In this example the Factor instance associated with port 9000 will run a thread that receives and prints messages in the listener. The code to run the server is:
USING: io.servers ;
9000 local-server start-node
The code to start the thread is:
USING: concurrency.messaging threads ;
: log-message ( -- ) receive . flush log-message ;
[ log-message ] "logger" [ spawn ] keep register-remote-thread
This spawns a thread that waits for the messages and prints them. It registers the thread as remotely accessible with
register-remote-thread.
The second Factor instance can send messages to the 'logger' thread by name:
USING: io.servers concurrency.distributed ; FROM: concurrency.messaging => send ;
"hello" 9000 local-server "logger" <remote-thread> send
The
send word is used to send messages to threads. If an instance of
remote-thread is provided, then the message is marshalled to the named thread on the given machine using the
serialize vocabulary.
Running this code should show the message "hello" in the first Factor instance.

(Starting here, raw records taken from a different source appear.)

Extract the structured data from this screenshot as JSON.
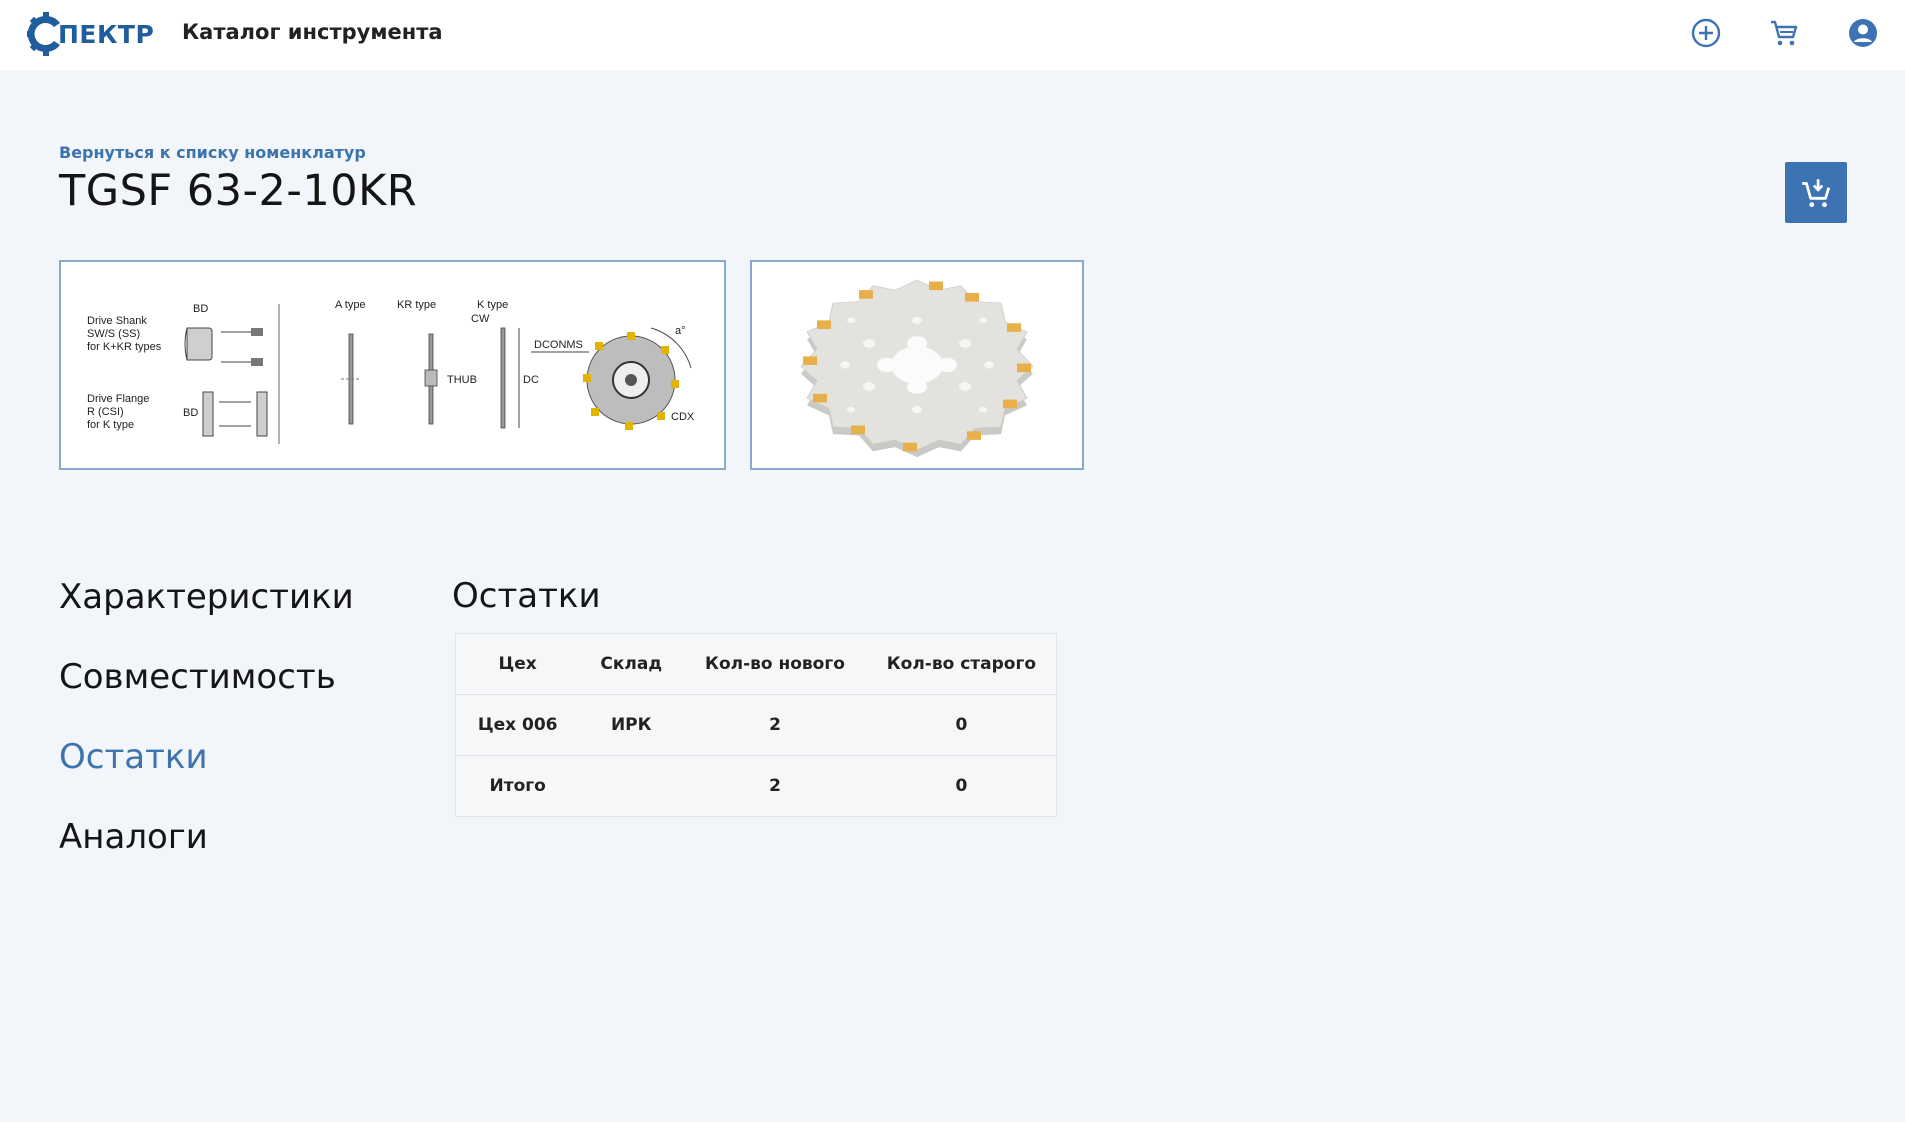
{
  "header": {
    "logo_text": "ПЕКТР",
    "app_title": "Каталог инструмента",
    "icons": [
      "add-circle-icon",
      "cart-icon",
      "account-icon"
    ],
    "accent_color": "#3d72b3"
  },
  "page": {
    "back_link": "Вернуться к списку номенклатур",
    "title": "TGSF 63-2-10KR"
  },
  "diagram": {
    "label_bd_top": "BD",
    "label_drive_shank": [
      "Drive Shank",
      "SW/S (SS)",
      "for K+KR types"
    ],
    "label_drive_flange": [
      "Drive Flange",
      "R (CSI)",
      "for K type"
    ],
    "label_bd_bottom": "BD",
    "label_a_type": "A type",
    "label_kr_type": "KR type",
    "label_k_type": "K type",
    "label_cw": "CW",
    "label_thub": "THUB",
    "label_dc": "DC",
    "label_dconms": "DCONMS",
    "label_cdx": "CDX",
    "label_angle": "a°"
  },
  "nav": {
    "items": [
      {
        "label": "Характеристики",
        "active": false
      },
      {
        "label": "Совместимость",
        "active": false
      },
      {
        "label": "Остатки",
        "active": true
      },
      {
        "label": "Аналоги",
        "active": false
      }
    ]
  },
  "section": {
    "title": "Остатки"
  },
  "table": {
    "headers": [
      "Цех",
      "Склад",
      "Кол-во нового",
      "Кол-во старого"
    ],
    "rows": [
      [
        "Цех 006",
        "ИРК",
        "2",
        "0"
      ],
      [
        "Итого",
        "",
        "2",
        "0"
      ]
    ]
  }
}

It is also possible to use
send-synchronous to receive a response to a distributed message. When an instance of
thread is marshalled, it is converted into an instance of
remote-thread. The receiver of this can use it as the target of a
send,
send-synchronous or
reply-synchronous call.
Note:
send-synchronous can only work if
local-node is assigned (use
start-node ), because there must be a server for the remote instance to send its reply to.